The mention in its description of a 600 kHz switching frequency, 85% output stage efficiency, and its power-to-weight ratio (150 watts per channel, weight of about 13 pounds) all point to class D or something similar.
And this, from the TAS review that is linked to at the NuPrime site:
Although the ST-10 is a “digital” power amplifier, it is not a standard Class D switching amplifier. According to NuPrime’s owner’s manual, “Instead of the conventional sawtooth configuration, NuPrime’s patented circuit design uses an analog-modulating signal that adds neither noise nor jitter. Rather than reverting to off-the-shelf solutions, NuPrime’s in-house advances have further unlocked the switching amp’s potential without the difficulties pure digital-switching amplifiers simply cannot avoid.” The cliché that should follow would be, of course, “Not your father’s Class D amplifier.”If you look at the first figure in this Wikipedia writeup on class D amplifiers, I would speculate based on this comment that the "triangular wave generator" shown in the figure is probably replaced in the NuPrime design by some sort of signal having less abrupt transitions between its positive-going and negative-going segments. Otherwise I’d imagine that at a conceptual level the design is generally similar to what is shown in the figure.

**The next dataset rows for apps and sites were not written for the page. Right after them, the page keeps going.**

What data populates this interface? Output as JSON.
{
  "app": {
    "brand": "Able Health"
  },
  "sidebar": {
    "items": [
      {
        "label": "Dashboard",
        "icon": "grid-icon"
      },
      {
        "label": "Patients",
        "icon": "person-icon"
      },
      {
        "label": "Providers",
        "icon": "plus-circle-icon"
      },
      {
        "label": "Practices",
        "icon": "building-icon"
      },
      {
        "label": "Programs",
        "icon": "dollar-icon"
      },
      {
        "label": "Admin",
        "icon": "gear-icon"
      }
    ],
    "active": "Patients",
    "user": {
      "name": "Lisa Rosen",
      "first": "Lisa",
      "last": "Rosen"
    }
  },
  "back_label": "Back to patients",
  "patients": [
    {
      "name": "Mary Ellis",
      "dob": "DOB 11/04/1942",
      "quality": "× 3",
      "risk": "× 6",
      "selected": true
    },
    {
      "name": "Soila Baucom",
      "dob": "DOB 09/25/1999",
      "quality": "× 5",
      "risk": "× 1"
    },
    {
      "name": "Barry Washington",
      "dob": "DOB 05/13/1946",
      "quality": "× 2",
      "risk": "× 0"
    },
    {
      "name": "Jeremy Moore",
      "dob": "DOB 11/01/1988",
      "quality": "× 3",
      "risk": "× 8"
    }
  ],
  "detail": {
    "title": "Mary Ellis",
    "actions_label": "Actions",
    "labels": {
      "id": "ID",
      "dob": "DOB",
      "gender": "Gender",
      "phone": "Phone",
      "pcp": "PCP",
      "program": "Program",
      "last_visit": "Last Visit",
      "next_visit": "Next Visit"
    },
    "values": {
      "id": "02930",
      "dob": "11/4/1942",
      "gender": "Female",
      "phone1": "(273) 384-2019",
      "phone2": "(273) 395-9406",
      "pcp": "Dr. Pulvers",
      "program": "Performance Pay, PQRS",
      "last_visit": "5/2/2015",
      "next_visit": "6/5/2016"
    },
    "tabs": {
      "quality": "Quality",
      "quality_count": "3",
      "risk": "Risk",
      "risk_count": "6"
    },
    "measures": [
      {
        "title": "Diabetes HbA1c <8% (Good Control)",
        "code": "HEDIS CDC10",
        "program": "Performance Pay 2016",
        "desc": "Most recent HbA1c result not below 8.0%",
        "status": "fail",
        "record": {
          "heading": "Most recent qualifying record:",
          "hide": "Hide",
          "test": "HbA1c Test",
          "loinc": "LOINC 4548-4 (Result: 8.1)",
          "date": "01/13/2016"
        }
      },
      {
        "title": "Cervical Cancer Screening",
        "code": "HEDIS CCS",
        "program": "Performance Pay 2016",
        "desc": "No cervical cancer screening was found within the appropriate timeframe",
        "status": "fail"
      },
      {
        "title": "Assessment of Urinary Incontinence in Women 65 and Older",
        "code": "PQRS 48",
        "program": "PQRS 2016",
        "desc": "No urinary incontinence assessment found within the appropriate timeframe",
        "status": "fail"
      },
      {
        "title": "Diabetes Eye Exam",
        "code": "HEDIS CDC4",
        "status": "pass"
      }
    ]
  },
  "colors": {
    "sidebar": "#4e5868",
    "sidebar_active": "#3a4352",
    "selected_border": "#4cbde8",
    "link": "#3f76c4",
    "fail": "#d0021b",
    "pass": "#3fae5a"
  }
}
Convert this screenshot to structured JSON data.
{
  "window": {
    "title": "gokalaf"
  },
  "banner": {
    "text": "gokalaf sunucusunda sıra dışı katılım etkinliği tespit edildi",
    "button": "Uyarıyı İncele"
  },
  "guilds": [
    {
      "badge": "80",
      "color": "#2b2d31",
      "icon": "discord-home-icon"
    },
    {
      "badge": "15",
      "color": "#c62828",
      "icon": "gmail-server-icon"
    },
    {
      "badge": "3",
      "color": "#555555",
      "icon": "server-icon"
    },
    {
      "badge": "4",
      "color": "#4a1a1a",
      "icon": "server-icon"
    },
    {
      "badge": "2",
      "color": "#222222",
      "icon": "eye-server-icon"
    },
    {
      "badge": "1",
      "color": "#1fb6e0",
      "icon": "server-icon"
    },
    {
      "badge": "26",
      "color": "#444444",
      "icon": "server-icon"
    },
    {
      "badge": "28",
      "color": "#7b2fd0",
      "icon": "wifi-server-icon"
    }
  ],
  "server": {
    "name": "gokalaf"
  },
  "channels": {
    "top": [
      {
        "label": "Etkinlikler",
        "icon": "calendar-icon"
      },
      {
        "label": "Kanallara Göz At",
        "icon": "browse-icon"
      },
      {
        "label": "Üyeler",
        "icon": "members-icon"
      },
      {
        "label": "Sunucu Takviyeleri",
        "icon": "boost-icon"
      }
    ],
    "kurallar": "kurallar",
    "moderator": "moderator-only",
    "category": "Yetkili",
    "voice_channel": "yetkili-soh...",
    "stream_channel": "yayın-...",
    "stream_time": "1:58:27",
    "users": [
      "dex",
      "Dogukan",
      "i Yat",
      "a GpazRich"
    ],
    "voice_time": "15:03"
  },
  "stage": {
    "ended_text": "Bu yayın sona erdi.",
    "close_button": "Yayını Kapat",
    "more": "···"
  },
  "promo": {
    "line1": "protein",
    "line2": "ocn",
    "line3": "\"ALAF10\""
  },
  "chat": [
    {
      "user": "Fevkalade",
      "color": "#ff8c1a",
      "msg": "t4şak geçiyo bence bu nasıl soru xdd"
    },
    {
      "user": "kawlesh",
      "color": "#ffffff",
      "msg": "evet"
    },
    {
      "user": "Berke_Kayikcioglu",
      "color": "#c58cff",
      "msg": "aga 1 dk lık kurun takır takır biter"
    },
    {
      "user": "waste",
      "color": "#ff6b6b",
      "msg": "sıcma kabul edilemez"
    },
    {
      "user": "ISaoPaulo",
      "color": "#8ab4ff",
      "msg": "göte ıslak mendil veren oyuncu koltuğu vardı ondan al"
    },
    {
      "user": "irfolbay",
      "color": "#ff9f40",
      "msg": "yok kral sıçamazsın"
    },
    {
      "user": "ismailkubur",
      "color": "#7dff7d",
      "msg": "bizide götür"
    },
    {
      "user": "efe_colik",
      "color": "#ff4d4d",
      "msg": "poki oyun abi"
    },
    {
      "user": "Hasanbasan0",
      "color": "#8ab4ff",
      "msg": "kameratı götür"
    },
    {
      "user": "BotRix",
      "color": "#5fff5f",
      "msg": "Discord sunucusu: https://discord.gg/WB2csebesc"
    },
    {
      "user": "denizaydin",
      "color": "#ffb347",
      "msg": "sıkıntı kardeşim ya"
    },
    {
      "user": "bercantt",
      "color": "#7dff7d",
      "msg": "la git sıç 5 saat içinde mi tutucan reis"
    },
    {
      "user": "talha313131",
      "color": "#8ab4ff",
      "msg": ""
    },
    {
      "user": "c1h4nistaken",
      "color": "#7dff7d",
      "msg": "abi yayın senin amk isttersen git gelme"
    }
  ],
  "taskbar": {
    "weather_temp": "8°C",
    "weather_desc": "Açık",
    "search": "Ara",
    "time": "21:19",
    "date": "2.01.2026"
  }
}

BTW, despite the reviewer’s reference to the ST-10 as a digital power amplifier, and despite popular misconception, class D amplifiers and similar variants are not digital amplifiers. As stated in the Wikipedia writeup:
The term "class D" is sometimes misunderstood as meaning a "digital" amplifier. While some class-D amps may indeed be controlled by digital circuits or include digital signal processing devices, the power stage deals with voltage and current as a function of non-quantized time. The smallest amount of noise, timing uncertainty, voltage ripple or any other non-ideality immediately results in an irreversible change of the output signal. The same errors in a digital system will only lead to incorrect results when they become so large that a signal representing a digit is distorted beyond recognition. Up to that point, non-idealities have no impact on the transmitted signal. Generally, digital signals are quantized in both amplitude and wavelength, while analog signals are quantized in one (e.g. PWM) or (usually) neither quantity.Basically, class D is an analog process.